Al igual que como sucede en la clase que inició todo este movimiento FAB en MIT “How to make almost anything“, la antidisciplina se instaura como una suerte de paraguas bajo el cual se engloba a los cientos de personas que desde diferentes disciplinas, universidades, laboratorios, o incluso sin educación formal de ningún tipo, que interactúan en esta conferencia y a lo largo de una red online, generando un dialogo de constante entrega y adopción de conocimiento en los cuales la multidisciplinaridad -esto es, yo experto en mi área me encargo de la parte del proyecto que involucra un conocimiento específico y tú te encargas de TU área de conocimiento específico, y a partir de esta colaboración surge una poderosa alianza que genera innovación– queda obsoleta como concepto, pasando a una ANTIDISCIPLINA en donde todos aprenden de todos, y las etiquetas de específicos campos de conocimiento e instrucción desaparecen. Como consecuencia, todos somos una suerte de personaje creador con diferentes competencias que puede desde gestionar hasta implementar proyectos que tocan de forma tangencial o directa disciplinas afines a la ingeniería, arte, arquitectura, diseño industrial o incluso biología.

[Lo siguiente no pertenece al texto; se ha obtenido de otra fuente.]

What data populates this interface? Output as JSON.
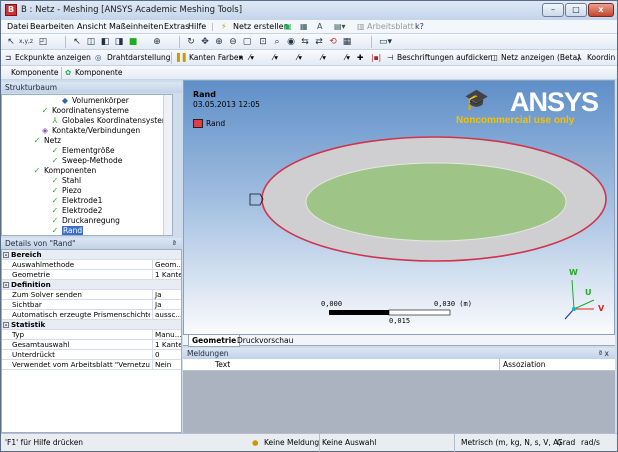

El statement es claro y categórico quizás como nunca antes. El movimiento Fab no solo ha alcanzado un tamaño y madurez incuestionables en el mundo entero, penetrando con fuerza no solo la academia y la industria, sino que ha llegado a un punto de inflexión en donde los métodos educativos y productivos comienzan a verse desafiados por un movimiento que desde su raíz, tiene como fin el cambiar el mundo. Busca entregar acceso no solo a tecnología, sino a un conocimiento compartido desde un ecosistema sin “etiquetas”, donde la fiebre del “titulismo”, tan arraigada en sociedades como la nuestra, queda obsoleta. La edición del próximo año se realizará en Chile -organizada entre la Universidad católica, Universidad Adolfo Ibáñez, Universidad de Chile y el Aconcagua FabLab- lo que comprende no solo un esfuerzo gigante en términos políticos, económicos y de organización para nuestra sociedad, sino que también un desafío y oportunidad para demostrar la madurez de nuestra país en estos temas, impregnado cada vez más por este ecosistema antidisciplinar.